Despite how it appears, distinguishing "they found the meaning" and "they reconstructed a meaning" isn't pointless hair-splitting. If someone objects to the idea that the meaning itself exists purely in the decoder at the time of decoding, then they face a deluge of sensible follow-up questions. Where else is the meaning? How is it created and destroyed? Does it move or metamorphose or duplicate? Why can it be perceived differently?
Because these questions revolve around the metaphysics of the objector's alternative notion of meaning, their answers reveal whatever stuff they prefer to tack onto physical reality. Again, this is a striking contrast to simply accepting that meaning is an event of the decoder. Then everything involved can be matter alone and standard physical phenomena. The meaning consists of the state of the decoder's matter after the task of decoding has changed it.
In effect, symbols are like the steps to follow to shape the decoder into an internal arrangement that embodies the meaning. At a low level they function like pressures, sometimes quite subtle, on the motions/physics of particular segments. Having the ability to elaborately shift in response to symbols is how something qualifies to be a decoder. Even decoding is transcoding, in which the result's new code is the inner code for meaning used by the decoder's substance.

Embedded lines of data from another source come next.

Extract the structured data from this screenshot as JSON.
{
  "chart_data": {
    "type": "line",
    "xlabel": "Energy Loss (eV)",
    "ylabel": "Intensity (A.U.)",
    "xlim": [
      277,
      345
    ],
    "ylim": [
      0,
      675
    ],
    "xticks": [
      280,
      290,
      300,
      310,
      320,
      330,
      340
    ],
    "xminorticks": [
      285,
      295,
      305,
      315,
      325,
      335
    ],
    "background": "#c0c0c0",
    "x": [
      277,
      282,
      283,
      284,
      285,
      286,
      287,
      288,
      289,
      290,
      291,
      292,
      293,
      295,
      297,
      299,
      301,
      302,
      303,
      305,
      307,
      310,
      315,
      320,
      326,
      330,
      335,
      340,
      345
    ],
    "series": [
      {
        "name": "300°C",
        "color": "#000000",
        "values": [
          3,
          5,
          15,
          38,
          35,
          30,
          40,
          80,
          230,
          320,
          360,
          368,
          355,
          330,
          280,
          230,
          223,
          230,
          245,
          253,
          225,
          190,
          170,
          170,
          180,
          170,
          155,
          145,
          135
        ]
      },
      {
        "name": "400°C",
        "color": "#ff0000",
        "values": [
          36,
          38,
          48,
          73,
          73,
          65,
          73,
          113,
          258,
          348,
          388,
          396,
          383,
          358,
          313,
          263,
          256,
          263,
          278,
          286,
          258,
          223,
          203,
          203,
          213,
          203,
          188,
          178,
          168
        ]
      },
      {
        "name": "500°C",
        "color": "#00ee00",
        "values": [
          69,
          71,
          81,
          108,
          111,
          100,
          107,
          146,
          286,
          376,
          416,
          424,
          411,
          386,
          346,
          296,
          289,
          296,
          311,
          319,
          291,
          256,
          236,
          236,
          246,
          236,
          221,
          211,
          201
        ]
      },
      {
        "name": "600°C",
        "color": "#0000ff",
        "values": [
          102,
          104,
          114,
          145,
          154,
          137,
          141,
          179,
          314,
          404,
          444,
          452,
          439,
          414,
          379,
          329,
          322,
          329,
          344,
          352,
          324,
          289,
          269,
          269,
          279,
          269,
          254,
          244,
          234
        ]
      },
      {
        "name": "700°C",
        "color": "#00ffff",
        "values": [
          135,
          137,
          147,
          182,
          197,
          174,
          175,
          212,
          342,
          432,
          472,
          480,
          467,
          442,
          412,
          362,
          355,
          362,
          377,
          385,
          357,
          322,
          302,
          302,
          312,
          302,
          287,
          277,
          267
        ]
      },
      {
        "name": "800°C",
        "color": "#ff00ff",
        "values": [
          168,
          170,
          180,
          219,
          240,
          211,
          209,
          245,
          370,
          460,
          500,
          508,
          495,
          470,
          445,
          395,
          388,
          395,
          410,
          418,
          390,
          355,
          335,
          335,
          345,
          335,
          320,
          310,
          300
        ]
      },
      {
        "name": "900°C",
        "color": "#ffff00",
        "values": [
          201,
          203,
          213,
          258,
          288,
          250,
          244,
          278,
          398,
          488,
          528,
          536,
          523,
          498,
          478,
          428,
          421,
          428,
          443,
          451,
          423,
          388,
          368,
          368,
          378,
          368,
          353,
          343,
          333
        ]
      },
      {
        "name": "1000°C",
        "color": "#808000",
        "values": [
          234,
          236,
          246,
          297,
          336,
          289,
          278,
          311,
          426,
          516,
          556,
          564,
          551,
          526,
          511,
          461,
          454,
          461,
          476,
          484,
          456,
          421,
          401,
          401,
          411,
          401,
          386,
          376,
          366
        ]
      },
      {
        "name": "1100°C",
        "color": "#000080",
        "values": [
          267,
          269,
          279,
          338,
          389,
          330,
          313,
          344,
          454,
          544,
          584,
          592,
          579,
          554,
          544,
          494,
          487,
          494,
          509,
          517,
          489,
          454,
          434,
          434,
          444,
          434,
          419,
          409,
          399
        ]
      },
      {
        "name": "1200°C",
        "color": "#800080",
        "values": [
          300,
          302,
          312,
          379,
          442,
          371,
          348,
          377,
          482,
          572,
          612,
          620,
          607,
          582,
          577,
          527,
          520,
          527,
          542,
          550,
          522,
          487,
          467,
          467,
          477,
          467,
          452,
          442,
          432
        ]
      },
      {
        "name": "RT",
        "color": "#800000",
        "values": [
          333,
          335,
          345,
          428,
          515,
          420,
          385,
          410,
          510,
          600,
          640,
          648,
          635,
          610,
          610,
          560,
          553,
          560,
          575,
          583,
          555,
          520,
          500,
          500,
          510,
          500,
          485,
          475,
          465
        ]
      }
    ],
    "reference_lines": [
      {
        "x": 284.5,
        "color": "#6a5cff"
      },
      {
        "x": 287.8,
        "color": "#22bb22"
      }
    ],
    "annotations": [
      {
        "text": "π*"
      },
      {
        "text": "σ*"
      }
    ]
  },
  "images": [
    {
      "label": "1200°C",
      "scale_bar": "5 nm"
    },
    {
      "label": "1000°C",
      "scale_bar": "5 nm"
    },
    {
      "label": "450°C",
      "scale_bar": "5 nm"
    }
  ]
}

The crux, previously mentioned, is that the symbols are matter, the path that the symbols take to the decoder is a path taken by matter or energy, e.g. waves of sound, and the consequences of the received symbols in the decoder happen in matter. This overall picture has obvious appeal to people whose views leave out popular supernatural concepts such as souls and eternal realms. It's relatively less common to stubbornly combine an irreligious stance with a metaphysical understanding of meaning. One possible fusion, which echoes panpsychism, is that matter in general has a "mind property" in addition to its detectable properties.
On the other hand, regardless of the number of issues avoided when meaning doesn't have an extra-special kind of existence, the important issue of telling apart subjectivity and objectivity becomes a little problematic. How can meaning ever be objective at all if it's the subjects' matter? The challenging answer is that it's certainly not by default. Greater levels of objectivity are progressively earned through diligent work to connect meanings to objects rather than only subjects.
Thus the meanings that are most objective are precisely those that have been most thoroughly backed by such work. Ideally the full details of the work are then communicated and recorded so that everyone may judge how much objectivity has been earned. The meaning of "the nation of Suriname is north of the nation of Uruguay" is considered highly objective because recent maps are plentiful, trustworthy, and in unwavering consensus. For this reason the action of viewing a South America map verifies that the meaning is tied into objective reality, regardless of how many subjects the meaning is formed in at any moment. If a meaning can be reliably applied in relevant actions, then it's objective enough. It doesn't need a mystical external abode. The metaphorical eye of the decoder suffices.